This is a tool that is intended to work around the fact that the preemptoff, irqsoff, and preemptirqsoff tracers only work in overwrite mode.
I originally posted this to the LKML here
You can build this tool by doing this:
cd tools/trace
make
You will need a kernel with this patch. It may also be good to have this patch, in order to test the tool. For mainline, this means v5.5 or newer.
The idea is to act randomly in such a way that we do not systematically lose any latencies, so that if enough testing is done, all latencies will be captured. If the same burst of latencies is repeated, then sooner or later we will have captured all the latencies.
The reason why it may be desirable to catch all latencies with a long test campaign is that for some organizations, it's necessary to test the kernel in the field and not practical for developers to work iteratively with field testers.

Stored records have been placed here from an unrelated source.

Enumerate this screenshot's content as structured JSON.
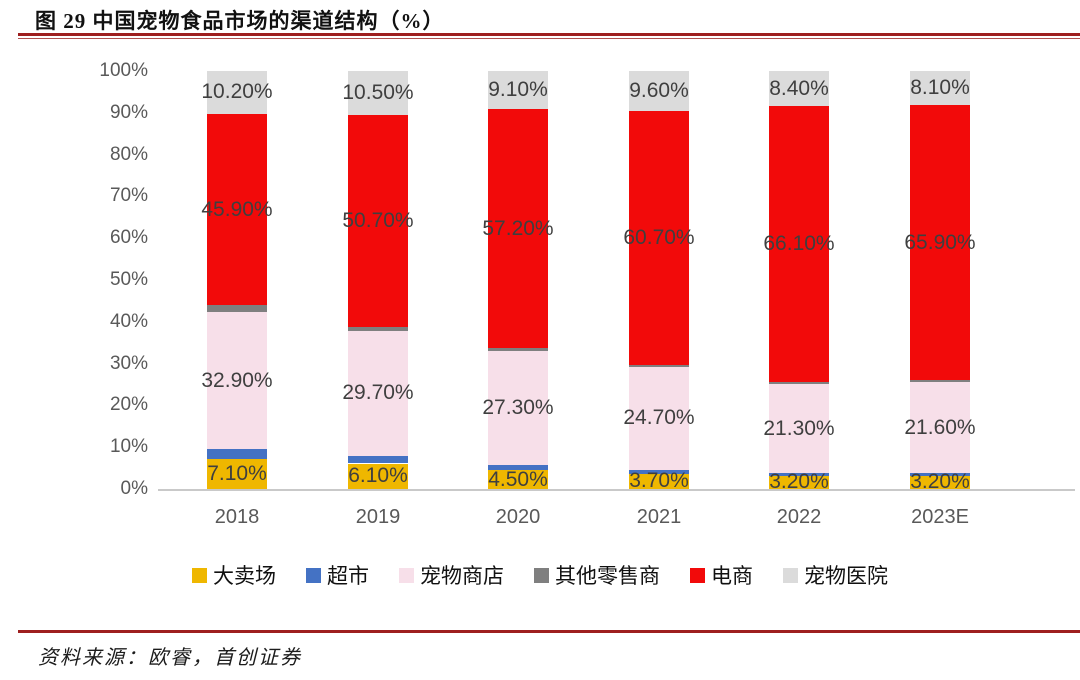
{
  "figure": {
    "title": "图 29 中国宠物食品市场的渠道结构（%）",
    "source": "资料来源：欧睿，首创证券"
  },
  "chart_data": {
    "type": "bar",
    "subtype": "stacked-column",
    "title": "图 29 中国宠物食品市场的渠道结构（%）",
    "categories": [
      "2018",
      "2019",
      "2020",
      "2021",
      "2022",
      "2023E"
    ],
    "series": [
      {
        "name": "大卖场",
        "color": "#efb700",
        "values": [
          7.1,
          6.1,
          4.5,
          3.7,
          3.2,
          3.2
        ],
        "labels": [
          "7.10%",
          "6.10%",
          "4.50%",
          "3.70%",
          "3.20%",
          "3.20%"
        ]
      },
      {
        "name": "超市",
        "color": "#4472c4",
        "values": [
          2.4,
          1.9,
          1.3,
          0.9,
          0.6,
          0.7
        ],
        "labels": null
      },
      {
        "name": "宠物商店",
        "color": "#f7dfe9",
        "values": [
          32.9,
          29.7,
          27.3,
          24.7,
          21.3,
          21.6
        ],
        "labels": [
          "32.90%",
          "29.70%",
          "27.30%",
          "24.70%",
          "21.30%",
          "21.60%"
        ]
      },
      {
        "name": "其他零售商",
        "color": "#7f7f7f",
        "values": [
          1.5,
          1.1,
          0.6,
          0.4,
          0.4,
          0.5
        ],
        "labels": null
      },
      {
        "name": "电商",
        "color": "#f20a0a",
        "values": [
          45.9,
          50.7,
          57.2,
          60.7,
          66.1,
          65.9
        ],
        "labels": [
          "45.90%",
          "50.70%",
          "57.20%",
          "60.70%",
          "66.10%",
          "65.90%"
        ]
      },
      {
        "name": "宠物医院",
        "color": "#dbdbdb",
        "values": [
          10.2,
          10.5,
          9.1,
          9.6,
          8.4,
          8.1
        ],
        "labels": [
          "10.20%",
          "10.50%",
          "9.10%",
          "9.60%",
          "8.40%",
          "8.10%"
        ]
      }
    ],
    "yticks": [
      "0%",
      "10%",
      "20%",
      "30%",
      "40%",
      "50%",
      "60%",
      "70%",
      "80%",
      "90%",
      "100%"
    ],
    "ylim": [
      0,
      100
    ],
    "grid": false,
    "legend_position": "bottom",
    "xlabel": "",
    "ylabel": ""
  }
}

Because of cost and project schedules it is not possible to start a new test campaign every time a latency problem has been fixed.
It uses inotify to detect changes to /sys/kernel/debug/tracing/trace
.
When a latency is detected, it will either sleep or print
immediately, depending on a function that act as an unfair coin
toss.
If immediate print is chosen, it means that we open
/sys/kernel/debug/tracing/trace
and thereby cause a blackout period
that will hide any subsequent latencies.
If sleep is chosen, it means that we wait before opening
/sys/kernel/debug/tracing/trace
, by default for 1000 ms, to see if
there is another latency during this period. If there is, then we will
lose the previous latency. The coin will be tossed again with a
different probability, and we will either print the new latency, or
possibly a subsequent one.
The probability for the unfair coin toss is chosen so that there is equal probability to obtain any of the latencies in a burst. However, this assumes that we make an assumption of how many latencies there can be. By default the program assumes that there are no more than 2 latencies in a burst, the probability of immediate printout will be:
1/2 and 1
Thus, the probability of getting each of the two latencies will be 1/2.
If we ever find that there is more than one latency in a series, meaning that we reach the probability of 1, then the table will be expanded to:
1/3, 1/2, and 1
Thus, we assume that there are no more than three latencies and each with a probability of 1/3 of being captured. If the probability of 1 is reached in the new table, that is we see more than two closely occurring latencies, then the table will again be extended, and so on.
On my systems, it seems like this scheme works fairly well, as long as the latencies we trace are long enough, 100 us seems to be enough. This userspace program receive the inotify event at the end of a latency, and it has time until the end of the next latency to react, that is to open /sys/kernel/debug/tracing/trace. Thus, if we trace latencies that are >100 us, then we have at least 100 us to react.
Example output:
root@myhost:~# echo 100 > /sys/kernel/debug/tracing/tracing_thresh
root@myhost:~# echo preemptirqsoff > /sys/kernel/debug/tracing/current_tracer
root@myhost:~# latency-collector -rvv -a 11 &
[1] 4915
root@myhost:~# Running with policy rr and priority 99. Using 3 print threads.
/sys/kernel/debug/tracing/trace will be printed with random delay
Start size of the probability table: 11
Print a message when prob. table table changes size: true
Print a warning when an event has been lost: true
Sleep time is: 1000 ms
Initializing probability table to 11
Thread 4916 runs with policy rr and priority 99
Thread 4917 runs with policy rr and priority 99
Thread 4918 runs with policy rr and priority 99
Thread 4919 runs with policy rr and priority 99
root@myhost:~# modprobe preemptirq_delay_test delay=105 test_mode=alternate burst_size=10
2850.638308 Latency 1 printout skipped due to random delay
2850.638383 Latency 2 printout skipped due to random delay
2850.638497 Latency 3 immediate print
>>>>>>>>>>>>>>>>>>>>>>>>>>>>>>>>>>>> BEGIN <<<<<<<<<<<<<<<<<<<<<<<<<<<<<<<<<<<<<
alternat-4922 6d... 0us!: execute_preemptirqtest <-preemptirqtest_2
alternat-4922 6d... 106us : execute_preemptirqtest <-preemptirqtest_2
alternat-4922 6d... 106us : tracer_hardirqs_on <-preemptirqtest_2
alternat-4922 6d... 108us : <stack trace>
=> preemptirqtest_2
=> preemptirq_delay_run
=> kthread
=> ret_from_fork
>>>>>>>>>>>>>>>>>>>>>>>>>>>>>>>>>>>>>> END <<<<<<<<<<<<<<<<<<<<<<<<<<<<<<<<<<<<<
In the example above, we randomly, happened to get the third latency in a burst burst of 10. If the experiment is repeated enough times, we will get all 10.
Sometimes, there will be lost latencies, so that we get:
3054.078294 Latency 44 printout skipped due to inotify loop
...or:
3211.957685 Latency 112 printout skipped due to print loop
In my experience, these are not frequent enough to be a problem.
Also, we do not really lose any latency in these cases, it's more like we get another latency than what was intended by the design.